Why Conflict is Always a Fight

tug-o-war1If you have enough at stake, it’s always going to be a fight.  (If you don’t have enough at stake, you don’t have a play worth performing.)

“Fight” is the operative word.

Conflict is not verbal debate.  It is emotional tug of war.  It is you trying to get what you want in any given moment, what will make you happy.  Sometimes you get it, and sometimes you don’t.  Sometimes you think you’re getting it, only to have the other side give a big yank, tumbling you to the ground.

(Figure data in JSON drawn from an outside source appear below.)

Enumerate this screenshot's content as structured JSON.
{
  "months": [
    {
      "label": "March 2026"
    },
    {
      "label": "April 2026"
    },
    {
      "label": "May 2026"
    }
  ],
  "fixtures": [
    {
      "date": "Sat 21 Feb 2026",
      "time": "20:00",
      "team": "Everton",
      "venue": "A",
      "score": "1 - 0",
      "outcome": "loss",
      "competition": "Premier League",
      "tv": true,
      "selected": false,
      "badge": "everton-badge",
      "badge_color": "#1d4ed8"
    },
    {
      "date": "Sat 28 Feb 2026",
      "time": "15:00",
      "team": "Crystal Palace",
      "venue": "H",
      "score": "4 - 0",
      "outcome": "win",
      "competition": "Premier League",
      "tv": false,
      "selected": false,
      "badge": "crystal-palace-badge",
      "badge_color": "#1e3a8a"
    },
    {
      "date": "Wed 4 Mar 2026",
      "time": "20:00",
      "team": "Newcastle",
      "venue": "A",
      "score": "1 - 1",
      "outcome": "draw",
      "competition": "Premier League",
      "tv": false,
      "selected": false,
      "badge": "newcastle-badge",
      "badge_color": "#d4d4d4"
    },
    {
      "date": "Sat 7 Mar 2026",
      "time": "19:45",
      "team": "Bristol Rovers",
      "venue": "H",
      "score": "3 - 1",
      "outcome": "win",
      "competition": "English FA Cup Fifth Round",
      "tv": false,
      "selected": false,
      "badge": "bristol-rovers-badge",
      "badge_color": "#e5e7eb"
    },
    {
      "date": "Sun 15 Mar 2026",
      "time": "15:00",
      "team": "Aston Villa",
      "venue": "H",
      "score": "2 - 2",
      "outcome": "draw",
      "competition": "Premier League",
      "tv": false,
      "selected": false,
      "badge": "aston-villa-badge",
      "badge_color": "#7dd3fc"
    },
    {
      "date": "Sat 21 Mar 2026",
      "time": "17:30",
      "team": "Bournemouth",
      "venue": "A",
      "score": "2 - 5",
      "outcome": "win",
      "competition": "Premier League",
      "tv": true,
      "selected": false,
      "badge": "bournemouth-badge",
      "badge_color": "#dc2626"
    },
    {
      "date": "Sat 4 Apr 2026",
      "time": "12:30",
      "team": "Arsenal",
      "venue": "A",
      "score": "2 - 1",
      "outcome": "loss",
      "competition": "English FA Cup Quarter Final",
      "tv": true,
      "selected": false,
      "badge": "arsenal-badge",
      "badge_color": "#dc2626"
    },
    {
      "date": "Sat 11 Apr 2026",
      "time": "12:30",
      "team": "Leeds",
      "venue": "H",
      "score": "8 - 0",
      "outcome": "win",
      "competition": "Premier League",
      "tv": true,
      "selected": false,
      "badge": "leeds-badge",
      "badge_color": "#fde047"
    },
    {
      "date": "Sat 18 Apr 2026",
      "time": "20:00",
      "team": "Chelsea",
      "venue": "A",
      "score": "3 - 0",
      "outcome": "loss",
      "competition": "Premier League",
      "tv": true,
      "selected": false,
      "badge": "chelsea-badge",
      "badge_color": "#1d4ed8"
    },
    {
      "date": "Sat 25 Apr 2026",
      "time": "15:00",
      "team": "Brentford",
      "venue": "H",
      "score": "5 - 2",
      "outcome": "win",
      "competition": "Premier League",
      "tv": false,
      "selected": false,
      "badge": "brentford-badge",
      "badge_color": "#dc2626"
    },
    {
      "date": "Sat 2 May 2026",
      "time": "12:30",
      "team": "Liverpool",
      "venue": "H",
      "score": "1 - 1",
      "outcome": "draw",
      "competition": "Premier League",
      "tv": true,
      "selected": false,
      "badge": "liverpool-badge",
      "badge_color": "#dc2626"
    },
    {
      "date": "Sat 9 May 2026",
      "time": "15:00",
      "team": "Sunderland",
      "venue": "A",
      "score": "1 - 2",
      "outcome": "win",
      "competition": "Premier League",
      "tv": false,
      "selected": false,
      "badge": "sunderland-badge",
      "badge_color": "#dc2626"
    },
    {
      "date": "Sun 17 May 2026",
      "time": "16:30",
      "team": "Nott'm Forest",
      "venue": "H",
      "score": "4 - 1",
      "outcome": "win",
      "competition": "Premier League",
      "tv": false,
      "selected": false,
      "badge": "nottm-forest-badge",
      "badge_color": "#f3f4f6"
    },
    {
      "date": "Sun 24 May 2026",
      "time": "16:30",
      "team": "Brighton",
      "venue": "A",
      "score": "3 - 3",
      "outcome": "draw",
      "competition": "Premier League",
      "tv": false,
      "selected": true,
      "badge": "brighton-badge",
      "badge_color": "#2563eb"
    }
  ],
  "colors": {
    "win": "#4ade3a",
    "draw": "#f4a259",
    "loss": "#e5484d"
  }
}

The person you are in conflict with may simply not want to give you what you want.  Your boss may not want to give you a raise; your distant father may withhold the love you desperately need.

Or the conflict may revolve around conflicting desires, like whether to cremate mom or bury her at sea.  You may want us to move across country so you can accept a transfer, I may want us to stay here so I can care for my aging parents.

Or the conflict may revolve around us wanting the same thing:  that last piece of cake; the Ming vase; the same man.

It’s important that you identify what it is that you are fighting for so that you can go to war for it.  And as in all wars (the play as a whole), there are battles (scenes).  You don’t have to win all the battles to win the war.  You just have to win the last battle.  So sometimes you’re pushing forward and occupying enemy territory.  And sometimes you’re retreating.

It is the swing from “Now I have the upperhand” to “Oops, I didn’t see that coming, what the heck am I gonna do now?” that makes plays and movies thrilling to watch.  If you do nothing but win in every circumstance that you encounter, we’ll lose interest.  However, if you face challenges and we aren’t sure how you’ll overcome them, we’ll pay attention.  It’s Boy Meets Girl, Boy Gets Girl, Boy Loses Girl that we want to see.  If the course of true love runs smooth, then who cares?

Think of The Odyssey.  Yes, Odysseus overcomes every challenge and difficulty that comes his way and finally reaches home again, but each time a challenge arises, we’re not at all sure what’s going to happen or how he’ll succeed this time.

Good storytelling bounces back and forth between success and failure for its protagonist.  If a play is a “war”, there are battles and retreats; skirmishes and bloodbaths; reconnoitering and entrenchments; strategy sessions and re-evaluations.  The flux between these elements builds and releases tensions.  Quiet scenes allow the audience to rest and recover between dramatic moments.

The playwright is responsible for creating storytelling that fluctuates in terms of “where the power is” – that is, who is winning and who is losing at any given moment.  But it is your job, as the actor in the play, to recognize the fluxes and to honor and highlight them appropriately.